Cerca de 100 milhões de visualizações e 4 milhões de usuários: Teorias da conspiração envolvendo autismo alcançaram pelo menos 4.186.031 usuários na América Latina e no Caribe entre 2015 e 2025, totalizando 99.318.993 visualizações, 107.880 reações em 47.261 publicações mapeadas e categorizadas.
Brasil em primeiro lugar no Continente: As comunidades brasileiras de teorias da conspiração somam 46% dos conteúdos sobre autismo em todo o continente (América Latina e o Caribe), totalizando 22.007 publicações, alcançando até 1.726.364 usuários e 13.944.477 visualizações. Seguido do Brasil, Argentina, México, Venezuela e Colômbia também ocupam posição de destaque dentre os países que mais produzem conteúdos conspiracionistas sobre autismo.

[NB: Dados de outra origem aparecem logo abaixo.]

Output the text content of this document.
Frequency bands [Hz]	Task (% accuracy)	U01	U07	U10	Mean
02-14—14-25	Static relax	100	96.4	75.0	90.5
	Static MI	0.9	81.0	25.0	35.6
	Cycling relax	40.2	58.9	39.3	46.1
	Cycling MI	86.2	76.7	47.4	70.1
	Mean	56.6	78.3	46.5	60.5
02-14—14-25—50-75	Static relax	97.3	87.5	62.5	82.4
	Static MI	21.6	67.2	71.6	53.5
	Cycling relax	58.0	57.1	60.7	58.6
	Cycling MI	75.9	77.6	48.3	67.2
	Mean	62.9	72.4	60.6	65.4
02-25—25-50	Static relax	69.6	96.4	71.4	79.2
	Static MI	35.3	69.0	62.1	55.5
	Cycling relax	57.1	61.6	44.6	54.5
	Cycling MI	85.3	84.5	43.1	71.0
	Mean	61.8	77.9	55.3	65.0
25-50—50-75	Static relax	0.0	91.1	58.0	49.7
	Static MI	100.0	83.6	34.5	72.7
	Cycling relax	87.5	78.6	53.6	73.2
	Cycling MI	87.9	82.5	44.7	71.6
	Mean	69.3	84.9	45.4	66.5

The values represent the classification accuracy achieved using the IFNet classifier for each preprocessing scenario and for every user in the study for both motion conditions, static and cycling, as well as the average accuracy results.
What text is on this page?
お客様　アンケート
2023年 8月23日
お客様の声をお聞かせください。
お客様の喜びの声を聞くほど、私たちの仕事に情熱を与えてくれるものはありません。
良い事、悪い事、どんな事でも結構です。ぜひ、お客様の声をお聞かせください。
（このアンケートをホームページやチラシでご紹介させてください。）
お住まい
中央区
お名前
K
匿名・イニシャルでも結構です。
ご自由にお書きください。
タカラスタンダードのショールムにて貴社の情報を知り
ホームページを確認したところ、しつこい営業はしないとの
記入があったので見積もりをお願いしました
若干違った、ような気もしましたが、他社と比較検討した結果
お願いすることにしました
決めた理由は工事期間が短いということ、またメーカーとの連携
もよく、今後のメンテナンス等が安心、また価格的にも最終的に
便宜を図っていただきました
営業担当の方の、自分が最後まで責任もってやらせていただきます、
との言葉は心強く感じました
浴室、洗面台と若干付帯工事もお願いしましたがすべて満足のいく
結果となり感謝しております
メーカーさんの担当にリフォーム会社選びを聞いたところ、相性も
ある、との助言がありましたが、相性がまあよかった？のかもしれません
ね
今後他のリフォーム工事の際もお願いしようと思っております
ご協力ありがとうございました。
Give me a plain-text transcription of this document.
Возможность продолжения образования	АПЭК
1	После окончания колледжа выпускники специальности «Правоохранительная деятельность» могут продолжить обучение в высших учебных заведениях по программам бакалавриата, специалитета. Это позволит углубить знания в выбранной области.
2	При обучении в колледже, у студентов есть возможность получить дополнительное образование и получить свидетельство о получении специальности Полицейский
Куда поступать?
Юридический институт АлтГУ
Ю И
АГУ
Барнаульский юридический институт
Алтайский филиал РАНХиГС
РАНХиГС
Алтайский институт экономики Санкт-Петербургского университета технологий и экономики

50 falsas causas do autismo, de parasitas a Doritos: Encontram-se desde explicações para “causa” do autismo como deficiência de serotonina e exposição a alumínio, até alegações como consumo de Doritos, inversão do campo magnético da Terra e influência de chemtrails. Outras teorias recorrem ao pânico moral e ao negacionismo científico, atribuindo o autismo ao 5G, Wi-Fi, microondas e até às vacinas.
150 falsas curas do autismo, de dióxido de cloro a eletrochoque de Tesla: A falsa promessa de cura para o autismo se tornou um negócio lucrativo, impulsionado por desinformação e oportunismo. Entre as 150 “curas” identificadas, destacam-se práticas perigosas, como o consumo de dióxido de cloro (CDS), conhecido como “MMS”, uma substância tóxica promovida como solução milagrosa. Além disso, métodos absurdos como ozonioterapia, terapia de eletrochoque de Tesla e até a ingestão de prata coloidal e azul de metileno são vendidos como tratamentos supostamente eficazes.
Muitos desses produtos e práticas são comercializados abertamente por grupos que exploram o desespero de familiares, lucrando com a monetização da mentira e colocando vidas em risco.
Veja o que diz Ergon Cugler, coordenador do estudo, autista, membro da diretoria da Autistas Brasil e pesquisador do DesinfoPop/CEAPG/FGV:
“O crescimento de 15.000% da desinformação sobre autismo nos últimos cinco anos é um alerta urgente. Estamos diante de uma epidemia digital, em que mães, pais e familiares são bombardeados por mentiras perigosas disfarçadas de orientação. A internet tem se tornado um terreno fértil para a exploração do medo, onde curas milagrosas e teorias absurdas ganham mais alcance do que a ciência. Assistimos preocupados a desinformação se transformando diariamente em modelo de negócio.”
“O Brasil se tornou o epicentro latino-americano da desinformação sobre autismo. Quase metade de todo conteúdo conspiratório da região é circulado aqui — e muitas vezes, com fins comerciais. Existem pessoas mal-intencionadas lucrando com o desespero alheio, vendendo de prata coloidal a dióxido de cloro como se fossem milagres. Trata-se não apenas de estelionato, mas de um risco real à saúde pública.”
“Essas comunidades no Telegram funcionam como se fossem seitas digitais. Misturam termos científicos com espiritualidade, biohacking, anticiência e teorias da conspiração para criar uma bolha de desinformação onde tudo parece fazer sentido internamente. O mais grave é que, dentro dessas bolhas, o autismo é tratado como algo a ser combatido, como se fosse culpa de alguém ou algo curável.”